Porque el riesgo de padecer alguna enfermedad cardiovascular o sufrir un infarto se incrementa considerablemente cuando una persona consume tabaco o respira humo de segunda mano. Estudios realizados en todo el mundo han demostrado que:
- Entre 30 y 40% de quienes respiran humo de tabaco de segunda mano presentan mayores posibilidades de padecer enfermedades cardiovasculares. Se ha demostrado que incluso en pequeñas cantidades es muy dañino
- El humo de tabaco tiene efectos negativos agudos sobre el sistema cardiovascular -no importa si la exposición ha sido muy breve- debido a que el humo de tabaco requiere de pocos segundos para provocar la reacción del sistema inmunológico y de algunos minutos para modificar la actividad del sistema circulatorio
- El humo del tabaco aumenta los niveles de grasa y colesterol malo en la sangre, estimula el desarrollo de agregación de plaquetas en forma de pequeños tapones y altera la flexibilidad de las arterias (o función endotelial)

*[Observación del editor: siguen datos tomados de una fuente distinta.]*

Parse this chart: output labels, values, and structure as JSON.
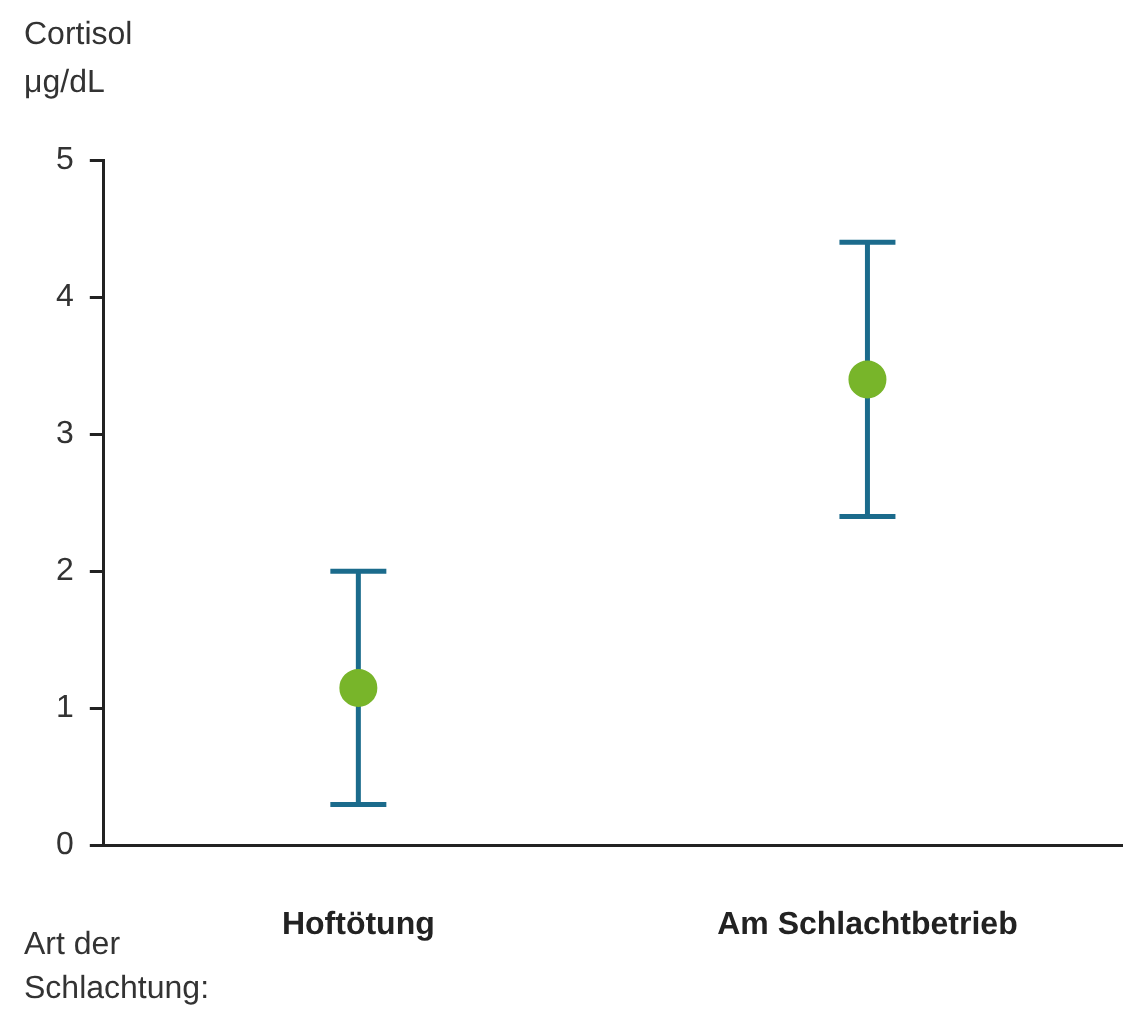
{
  "chart_data": {
    "type": "scatter",
    "ylabel": "Cortisol μg/dL",
    "xlabel": "Art der Schlachtung:",
    "categories": [
      "Hoftötung",
      "Am Schlachtbetrieb"
    ],
    "series": [
      {
        "color": "#78b52a",
        "values": [
          1.15,
          3.4
        ],
        "errors": [
          [
            0.3,
            2.0
          ],
          [
            2.4,
            4.4
          ]
        ]
      }
    ],
    "ylim": [
      0,
      5
    ],
    "yticks": [
      0,
      1,
      2,
      3,
      4,
      5
    ],
    "grid": false,
    "legend": false,
    "marker": "circle"
  }
}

- El tabaco tiene numerosos compuestos y sustancias dañinas, por lo que existen muchos otros efectos negativos para el sistema circulatorio que todavía están siendo investigados.
- El riesgo de padecer enfermedades cardiovasculares e infartos se puede prevenir realizando ejercicio de manera regular, consumiendo una dieta baja en sal, grasa, rica en fibra y dejando de fumar.